2014 AusIMM/Playford Trust Honours Scholar
I received the AusIMM/Playford Trust Scholarship for my Honours degree in geophysics in 2014 for the thesis topic ‘heat flow and geothermal energy in South Australia’.
After completing that degree, I stayed in the geophysics industry and worked for an Australian energy company for several years as a geophysicist.
In 2016, I began a PhD in space science at the University of New South Wales, where I am looking at the feasibility of using geophysical techniques to map the surface and interior of asteroids and other planetary bodies such as the Moon and Mars.
In particular, I have been testing seismic techniques using Lunar and Mars soil simulants that have been manufactured using Earth materials to make them as similar to their respective environments as possible.
I spent 2017 interning in Los Angeles at the Jet Propulsion Laboratory – a partnership between NASA and the California Institute of Technology – where I was able to use their lab equipment to further my research and perform new experiments.
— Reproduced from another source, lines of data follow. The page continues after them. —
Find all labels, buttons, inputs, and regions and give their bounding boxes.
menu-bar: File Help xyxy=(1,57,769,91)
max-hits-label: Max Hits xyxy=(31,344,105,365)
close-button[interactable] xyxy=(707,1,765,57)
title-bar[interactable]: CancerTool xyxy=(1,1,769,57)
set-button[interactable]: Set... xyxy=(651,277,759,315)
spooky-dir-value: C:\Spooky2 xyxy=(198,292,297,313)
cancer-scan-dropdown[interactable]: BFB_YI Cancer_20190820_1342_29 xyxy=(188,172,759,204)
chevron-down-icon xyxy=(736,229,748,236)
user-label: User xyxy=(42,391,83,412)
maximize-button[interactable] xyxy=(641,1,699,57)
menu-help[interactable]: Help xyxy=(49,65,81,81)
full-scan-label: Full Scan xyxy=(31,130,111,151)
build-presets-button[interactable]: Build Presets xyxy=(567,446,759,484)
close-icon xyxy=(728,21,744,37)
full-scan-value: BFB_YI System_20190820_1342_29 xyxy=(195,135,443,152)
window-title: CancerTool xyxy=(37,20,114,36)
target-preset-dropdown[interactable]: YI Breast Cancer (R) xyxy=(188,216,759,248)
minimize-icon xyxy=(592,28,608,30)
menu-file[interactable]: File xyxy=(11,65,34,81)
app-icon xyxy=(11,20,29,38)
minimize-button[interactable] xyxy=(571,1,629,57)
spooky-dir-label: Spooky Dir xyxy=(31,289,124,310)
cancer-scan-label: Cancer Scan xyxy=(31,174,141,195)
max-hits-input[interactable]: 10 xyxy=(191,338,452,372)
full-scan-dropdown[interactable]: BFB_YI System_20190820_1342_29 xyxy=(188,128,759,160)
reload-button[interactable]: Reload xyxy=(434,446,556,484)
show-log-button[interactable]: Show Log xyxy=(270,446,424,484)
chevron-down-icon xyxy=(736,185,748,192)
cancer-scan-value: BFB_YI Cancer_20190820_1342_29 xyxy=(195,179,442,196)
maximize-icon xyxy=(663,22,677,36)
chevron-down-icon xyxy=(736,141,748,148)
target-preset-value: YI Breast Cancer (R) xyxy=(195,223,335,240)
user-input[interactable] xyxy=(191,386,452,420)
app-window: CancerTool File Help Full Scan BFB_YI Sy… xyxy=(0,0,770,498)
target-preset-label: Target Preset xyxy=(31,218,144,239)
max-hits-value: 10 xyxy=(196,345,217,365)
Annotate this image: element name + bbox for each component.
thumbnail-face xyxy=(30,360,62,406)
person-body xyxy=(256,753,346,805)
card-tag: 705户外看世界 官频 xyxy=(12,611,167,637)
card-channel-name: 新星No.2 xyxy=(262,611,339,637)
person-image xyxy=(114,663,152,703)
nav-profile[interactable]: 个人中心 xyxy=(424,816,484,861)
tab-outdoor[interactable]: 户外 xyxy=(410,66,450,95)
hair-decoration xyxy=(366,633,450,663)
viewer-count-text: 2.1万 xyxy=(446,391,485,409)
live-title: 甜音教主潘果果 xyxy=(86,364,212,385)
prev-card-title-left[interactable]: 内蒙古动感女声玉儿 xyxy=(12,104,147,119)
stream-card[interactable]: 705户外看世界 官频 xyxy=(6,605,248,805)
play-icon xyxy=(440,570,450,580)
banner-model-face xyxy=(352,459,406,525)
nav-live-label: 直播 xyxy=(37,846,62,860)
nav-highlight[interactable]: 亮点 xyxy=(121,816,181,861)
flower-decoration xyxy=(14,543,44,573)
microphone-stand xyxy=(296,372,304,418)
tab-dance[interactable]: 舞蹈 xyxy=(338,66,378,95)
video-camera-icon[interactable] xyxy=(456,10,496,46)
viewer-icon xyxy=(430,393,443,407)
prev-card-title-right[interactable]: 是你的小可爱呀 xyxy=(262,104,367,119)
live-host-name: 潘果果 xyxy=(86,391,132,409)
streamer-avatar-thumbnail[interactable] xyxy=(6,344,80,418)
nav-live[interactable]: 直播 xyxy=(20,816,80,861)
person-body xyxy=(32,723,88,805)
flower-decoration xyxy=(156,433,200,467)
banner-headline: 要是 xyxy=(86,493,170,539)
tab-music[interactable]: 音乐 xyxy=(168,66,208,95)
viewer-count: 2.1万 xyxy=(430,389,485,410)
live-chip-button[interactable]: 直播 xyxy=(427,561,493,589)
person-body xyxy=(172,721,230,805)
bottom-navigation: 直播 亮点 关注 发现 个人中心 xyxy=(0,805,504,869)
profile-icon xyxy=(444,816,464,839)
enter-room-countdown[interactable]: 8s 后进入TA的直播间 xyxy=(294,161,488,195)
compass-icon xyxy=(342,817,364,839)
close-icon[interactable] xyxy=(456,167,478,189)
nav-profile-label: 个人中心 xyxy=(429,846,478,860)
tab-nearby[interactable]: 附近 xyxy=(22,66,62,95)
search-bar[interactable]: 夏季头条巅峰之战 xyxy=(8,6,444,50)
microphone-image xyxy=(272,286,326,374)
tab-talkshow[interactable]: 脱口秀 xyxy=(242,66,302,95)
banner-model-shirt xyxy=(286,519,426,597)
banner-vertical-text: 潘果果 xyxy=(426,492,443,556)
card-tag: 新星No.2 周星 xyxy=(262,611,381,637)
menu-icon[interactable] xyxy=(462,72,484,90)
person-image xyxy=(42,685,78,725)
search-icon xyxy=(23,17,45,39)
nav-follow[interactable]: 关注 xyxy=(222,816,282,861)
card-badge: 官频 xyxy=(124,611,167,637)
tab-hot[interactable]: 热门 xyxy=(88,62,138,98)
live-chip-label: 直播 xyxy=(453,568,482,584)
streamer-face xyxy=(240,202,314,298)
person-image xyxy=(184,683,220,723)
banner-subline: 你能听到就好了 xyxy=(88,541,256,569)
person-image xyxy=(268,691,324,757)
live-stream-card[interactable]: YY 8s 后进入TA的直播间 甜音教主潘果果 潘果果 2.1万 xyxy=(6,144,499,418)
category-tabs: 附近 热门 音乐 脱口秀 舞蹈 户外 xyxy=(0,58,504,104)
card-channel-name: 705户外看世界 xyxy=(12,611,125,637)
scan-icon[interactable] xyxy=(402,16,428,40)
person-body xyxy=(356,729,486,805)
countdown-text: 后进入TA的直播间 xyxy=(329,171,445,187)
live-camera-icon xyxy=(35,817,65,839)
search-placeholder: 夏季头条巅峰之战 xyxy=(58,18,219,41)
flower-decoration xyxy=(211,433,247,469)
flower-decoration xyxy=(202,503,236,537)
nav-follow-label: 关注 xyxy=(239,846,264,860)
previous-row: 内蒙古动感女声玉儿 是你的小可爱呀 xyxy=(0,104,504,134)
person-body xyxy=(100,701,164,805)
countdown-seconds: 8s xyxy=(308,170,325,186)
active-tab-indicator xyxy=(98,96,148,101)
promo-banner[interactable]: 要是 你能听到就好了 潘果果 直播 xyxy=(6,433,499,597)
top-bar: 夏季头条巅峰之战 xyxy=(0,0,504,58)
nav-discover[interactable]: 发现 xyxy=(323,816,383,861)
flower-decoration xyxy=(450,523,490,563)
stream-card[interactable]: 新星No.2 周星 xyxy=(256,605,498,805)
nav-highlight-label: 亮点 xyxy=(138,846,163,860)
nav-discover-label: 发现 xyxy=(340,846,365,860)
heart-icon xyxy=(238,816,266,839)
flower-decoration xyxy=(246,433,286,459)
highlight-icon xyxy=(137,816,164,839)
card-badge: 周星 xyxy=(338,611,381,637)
For example, I used a vacuum chamber to recreate the atmospheric environment on Mars and examine the effect of atmospheric pressure on seismic data collection.
I am now in the final stages of submitting my thesis and thinking about what comes next.
Outside of my day job, I have been interested in environmental and animal welfare issues for a long time. I have received several prizes for essays about climate change in Australia and the future ethical concerns around space exploration. I have also briefly served as the CEO of Effective Altruism Australia, an organisation which makes grants to highly effective international development organisations.